I've found that many programs (essentially anything with a long-ish kernel as I understand it) don't have enough time under the default RATE_CNV setting.
I've asked before, I don't really understand why this isn't higher by default; the programs load a little faster but considering the number of programs that will not convert from 96k to 44.1 in that amount of time (at least on my machine) it seems like it's more trouble than assistance.
Agreed. I'm starting to think that none of us (aside from the developers) know what this number really means. Is it a conversion QUALITY setting? I.e., time allotted for conversion, must meet a bare minimum which varies according to patch, but beyond which there are diminishing returns? I just don't know how to make sense of the way it gets treated other than that. But in any case it would seem like keeping it higher can only be better in nearly all cases.
Last edited by biomuse on Tue Jun 07, 2011 5:16 am, edited 1 time in total.
biomuse wrote:Agreed. I'm starting to think that none of us (aside from the developers) know what this number really means. Is it a conversion QUALITY setting?
Nope. I think it's the amount of time (maximum) of some conversion interval (I'm not sure if that's per kernel or per program or what). But I'm fairly sure that it either works or it doesn't, it's not a quality slider.
That was my prior understanding of it as well. But why is there a tendency to keep it low then? It's as though this thing behaves differently from other "loading" times; in most cases, how long it takes something to load is simply determined by how large that thing is. So if a small patch is loaded with the RATE CNV value set at 9000, it would take the same amount of time to load regardless of whether RATE CNV is lowered or not, if this is just simple loading time, yes? So then why ever lower it? That's what makes me think there must be something more to it.
As I understand it, most of the conservative settings in the MAST page are to enable those with older/slower computers to still make use of Nebula, so the previous low default setting for Rate CNV was tuned for 'fast loading'.
However, Giancarlo made various changes to the defaults very recently, one of which was to increase the default Rate CNV to 350, which so far has been a perfectly adequate upper time limit to convert 96kHz presets to 44.1kHz on almost everything I've tried (basically if you get a flashing symbol next to your converted sample rate it didn't get enough time to perform the full conversion).
As I understand it, increasing it still further does nothing except give the SRC algorithms more time if needed, so I've now left mine at the new default.
I've just remembered the only programs in my Nebula collection that didn't manage to convert from 96kHz to 44.1kHz in the default time - and they were the freeby analogue delays that someone kindly offered to users
yewtreemagic wrote:As I understand it, increasing it still further does nothing except give the SRC algorithms more time if needed
Right, but more time to *do what*? That's what I can't get my head around.
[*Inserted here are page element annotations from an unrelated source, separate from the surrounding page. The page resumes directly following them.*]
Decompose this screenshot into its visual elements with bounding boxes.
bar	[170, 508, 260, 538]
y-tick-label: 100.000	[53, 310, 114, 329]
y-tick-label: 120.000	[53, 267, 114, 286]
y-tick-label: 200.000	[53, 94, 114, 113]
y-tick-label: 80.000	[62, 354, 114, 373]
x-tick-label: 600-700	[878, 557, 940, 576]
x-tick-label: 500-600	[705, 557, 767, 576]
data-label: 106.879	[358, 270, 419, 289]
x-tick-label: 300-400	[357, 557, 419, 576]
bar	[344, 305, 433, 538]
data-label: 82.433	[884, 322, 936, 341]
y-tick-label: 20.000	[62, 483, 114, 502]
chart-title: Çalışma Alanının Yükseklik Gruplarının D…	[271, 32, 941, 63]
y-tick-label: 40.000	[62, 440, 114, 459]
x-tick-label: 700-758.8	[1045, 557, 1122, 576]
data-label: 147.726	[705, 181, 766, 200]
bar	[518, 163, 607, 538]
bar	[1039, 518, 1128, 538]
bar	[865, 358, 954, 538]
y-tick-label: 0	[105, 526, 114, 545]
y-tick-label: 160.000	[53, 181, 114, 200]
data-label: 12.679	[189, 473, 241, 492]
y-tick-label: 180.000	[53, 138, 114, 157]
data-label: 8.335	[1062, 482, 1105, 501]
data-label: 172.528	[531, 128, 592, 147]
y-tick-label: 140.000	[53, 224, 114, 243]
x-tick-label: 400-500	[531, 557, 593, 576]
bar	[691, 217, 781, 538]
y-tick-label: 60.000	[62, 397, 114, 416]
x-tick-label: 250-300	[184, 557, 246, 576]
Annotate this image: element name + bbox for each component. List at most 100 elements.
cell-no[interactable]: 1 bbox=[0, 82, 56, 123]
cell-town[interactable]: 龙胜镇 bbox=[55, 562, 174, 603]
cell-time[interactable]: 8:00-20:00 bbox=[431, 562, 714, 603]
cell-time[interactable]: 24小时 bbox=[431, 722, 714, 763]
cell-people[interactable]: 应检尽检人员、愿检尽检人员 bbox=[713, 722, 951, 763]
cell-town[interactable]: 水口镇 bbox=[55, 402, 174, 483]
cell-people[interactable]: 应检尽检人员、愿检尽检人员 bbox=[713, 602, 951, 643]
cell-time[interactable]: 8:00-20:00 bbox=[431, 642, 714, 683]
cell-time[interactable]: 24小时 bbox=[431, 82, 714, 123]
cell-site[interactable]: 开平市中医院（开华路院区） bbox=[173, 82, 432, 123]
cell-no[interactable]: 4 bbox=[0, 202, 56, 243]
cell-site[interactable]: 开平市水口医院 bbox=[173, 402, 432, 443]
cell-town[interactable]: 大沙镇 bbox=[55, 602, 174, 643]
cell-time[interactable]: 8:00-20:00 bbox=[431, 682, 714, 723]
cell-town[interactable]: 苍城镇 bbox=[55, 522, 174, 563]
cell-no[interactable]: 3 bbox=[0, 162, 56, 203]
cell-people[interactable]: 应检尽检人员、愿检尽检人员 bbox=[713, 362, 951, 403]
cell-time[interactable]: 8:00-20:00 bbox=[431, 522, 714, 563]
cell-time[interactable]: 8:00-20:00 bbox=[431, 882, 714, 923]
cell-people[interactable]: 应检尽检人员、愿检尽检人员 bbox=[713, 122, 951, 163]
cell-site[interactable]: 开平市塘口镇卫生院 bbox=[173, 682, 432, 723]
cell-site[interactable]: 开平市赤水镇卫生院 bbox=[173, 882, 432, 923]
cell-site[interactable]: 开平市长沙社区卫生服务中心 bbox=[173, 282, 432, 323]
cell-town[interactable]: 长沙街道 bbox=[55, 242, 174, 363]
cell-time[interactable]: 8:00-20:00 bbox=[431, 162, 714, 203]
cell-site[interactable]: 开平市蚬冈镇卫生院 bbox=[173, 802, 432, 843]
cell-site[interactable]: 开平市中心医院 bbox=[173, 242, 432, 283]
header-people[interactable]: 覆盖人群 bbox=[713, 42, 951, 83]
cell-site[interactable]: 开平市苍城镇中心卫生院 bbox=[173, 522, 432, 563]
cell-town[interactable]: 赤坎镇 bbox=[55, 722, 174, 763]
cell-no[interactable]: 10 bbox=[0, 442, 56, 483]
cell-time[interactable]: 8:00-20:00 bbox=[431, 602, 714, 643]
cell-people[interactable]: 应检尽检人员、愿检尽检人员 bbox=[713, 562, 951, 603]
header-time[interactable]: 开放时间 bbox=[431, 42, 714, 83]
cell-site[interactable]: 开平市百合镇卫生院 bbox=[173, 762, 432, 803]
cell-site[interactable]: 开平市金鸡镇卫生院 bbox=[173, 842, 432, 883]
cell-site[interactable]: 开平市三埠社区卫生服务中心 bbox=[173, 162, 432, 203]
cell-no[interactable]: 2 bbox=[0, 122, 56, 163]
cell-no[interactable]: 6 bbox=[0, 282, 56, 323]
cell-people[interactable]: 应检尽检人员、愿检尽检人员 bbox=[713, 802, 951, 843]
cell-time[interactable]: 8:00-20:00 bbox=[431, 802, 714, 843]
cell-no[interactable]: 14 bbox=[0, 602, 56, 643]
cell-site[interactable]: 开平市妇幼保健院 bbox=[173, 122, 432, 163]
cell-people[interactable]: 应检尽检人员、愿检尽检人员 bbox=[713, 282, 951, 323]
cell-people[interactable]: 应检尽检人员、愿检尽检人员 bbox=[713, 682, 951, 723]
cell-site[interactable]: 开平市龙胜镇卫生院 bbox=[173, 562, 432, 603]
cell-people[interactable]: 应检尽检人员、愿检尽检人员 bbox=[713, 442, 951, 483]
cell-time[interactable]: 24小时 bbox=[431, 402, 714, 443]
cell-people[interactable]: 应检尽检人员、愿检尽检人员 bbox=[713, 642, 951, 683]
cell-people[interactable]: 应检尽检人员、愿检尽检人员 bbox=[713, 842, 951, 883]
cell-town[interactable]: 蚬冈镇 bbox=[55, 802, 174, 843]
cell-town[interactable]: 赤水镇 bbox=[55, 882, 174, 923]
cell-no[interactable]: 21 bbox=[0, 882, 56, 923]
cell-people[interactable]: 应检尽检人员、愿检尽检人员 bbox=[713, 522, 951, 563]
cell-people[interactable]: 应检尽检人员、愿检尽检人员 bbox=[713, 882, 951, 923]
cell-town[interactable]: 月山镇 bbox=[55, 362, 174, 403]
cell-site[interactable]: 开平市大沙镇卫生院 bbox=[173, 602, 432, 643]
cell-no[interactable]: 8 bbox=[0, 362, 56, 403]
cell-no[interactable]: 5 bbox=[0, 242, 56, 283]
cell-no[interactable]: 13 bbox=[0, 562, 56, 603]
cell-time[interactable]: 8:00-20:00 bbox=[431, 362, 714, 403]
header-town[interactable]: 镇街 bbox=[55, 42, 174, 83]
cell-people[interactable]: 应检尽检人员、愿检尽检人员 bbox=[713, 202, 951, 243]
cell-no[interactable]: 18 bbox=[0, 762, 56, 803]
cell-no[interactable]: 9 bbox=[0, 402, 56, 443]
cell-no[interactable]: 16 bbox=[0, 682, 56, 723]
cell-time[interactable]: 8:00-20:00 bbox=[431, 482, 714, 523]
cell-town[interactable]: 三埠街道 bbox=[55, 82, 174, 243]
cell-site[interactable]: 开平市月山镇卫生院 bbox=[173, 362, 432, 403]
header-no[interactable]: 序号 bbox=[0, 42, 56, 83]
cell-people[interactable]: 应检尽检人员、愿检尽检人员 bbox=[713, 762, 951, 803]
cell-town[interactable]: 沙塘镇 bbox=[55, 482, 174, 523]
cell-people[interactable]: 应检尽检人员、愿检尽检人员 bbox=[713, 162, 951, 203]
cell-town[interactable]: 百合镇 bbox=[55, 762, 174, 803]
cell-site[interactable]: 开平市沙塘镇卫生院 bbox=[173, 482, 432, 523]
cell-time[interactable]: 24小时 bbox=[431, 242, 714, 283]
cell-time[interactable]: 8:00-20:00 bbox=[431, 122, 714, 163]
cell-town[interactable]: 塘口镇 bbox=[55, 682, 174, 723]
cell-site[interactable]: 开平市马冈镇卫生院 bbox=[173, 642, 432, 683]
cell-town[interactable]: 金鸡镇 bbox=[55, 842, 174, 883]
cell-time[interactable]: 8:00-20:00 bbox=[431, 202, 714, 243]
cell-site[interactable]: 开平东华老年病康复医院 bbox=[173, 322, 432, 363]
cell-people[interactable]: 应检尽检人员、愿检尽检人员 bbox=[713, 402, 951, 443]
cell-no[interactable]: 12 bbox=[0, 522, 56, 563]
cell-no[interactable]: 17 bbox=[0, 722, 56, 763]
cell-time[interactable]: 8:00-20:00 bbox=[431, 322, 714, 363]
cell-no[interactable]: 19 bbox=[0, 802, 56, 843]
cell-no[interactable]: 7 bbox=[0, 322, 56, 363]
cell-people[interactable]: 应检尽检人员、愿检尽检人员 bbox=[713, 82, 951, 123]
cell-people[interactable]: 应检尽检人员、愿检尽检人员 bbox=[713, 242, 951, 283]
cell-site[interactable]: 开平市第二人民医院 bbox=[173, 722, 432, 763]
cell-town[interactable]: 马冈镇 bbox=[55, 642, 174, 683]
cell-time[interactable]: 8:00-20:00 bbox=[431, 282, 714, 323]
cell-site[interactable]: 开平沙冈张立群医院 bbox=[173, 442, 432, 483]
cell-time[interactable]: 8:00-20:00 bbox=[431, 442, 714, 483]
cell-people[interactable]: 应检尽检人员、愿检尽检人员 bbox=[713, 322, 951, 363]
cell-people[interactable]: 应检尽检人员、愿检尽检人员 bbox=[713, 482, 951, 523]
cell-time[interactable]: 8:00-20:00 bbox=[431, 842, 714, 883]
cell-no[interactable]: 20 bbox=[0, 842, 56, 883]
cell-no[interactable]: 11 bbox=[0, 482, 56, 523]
As far as I know, telling software to load something looks schematically something like this:
0. Recieve a load command 1. Get the properties of a file, including the number of resources which the file contains to load 2. Load the resources 3. When the number of loaded resources matches the number specified in the properties, the loading is complete 4. Stop loading
So, if it's really a "time limit," then what on earth is this "RATE CNV" number doing? I.e., if it's bigger than is needed to load a file, then what's going on after the file is finished loading? Wouldn't the conversion just stop anyhow? In other words, how does adjusting this value make any conversion last one moment shorter or longer than it would anyhow, unless there's something scalable going on?
I've never seen anything like this and, like most people here, I've been using software since there have been computers. Programmed a bit as well. So I'm suspicious. My brain hurts.
it's simple: you convert only programs smaller than x. X is your bar. You could raise the bar and convert ALL programs. It's possible an old computer will take ages for converting a program so you disable conversion lowering the bar.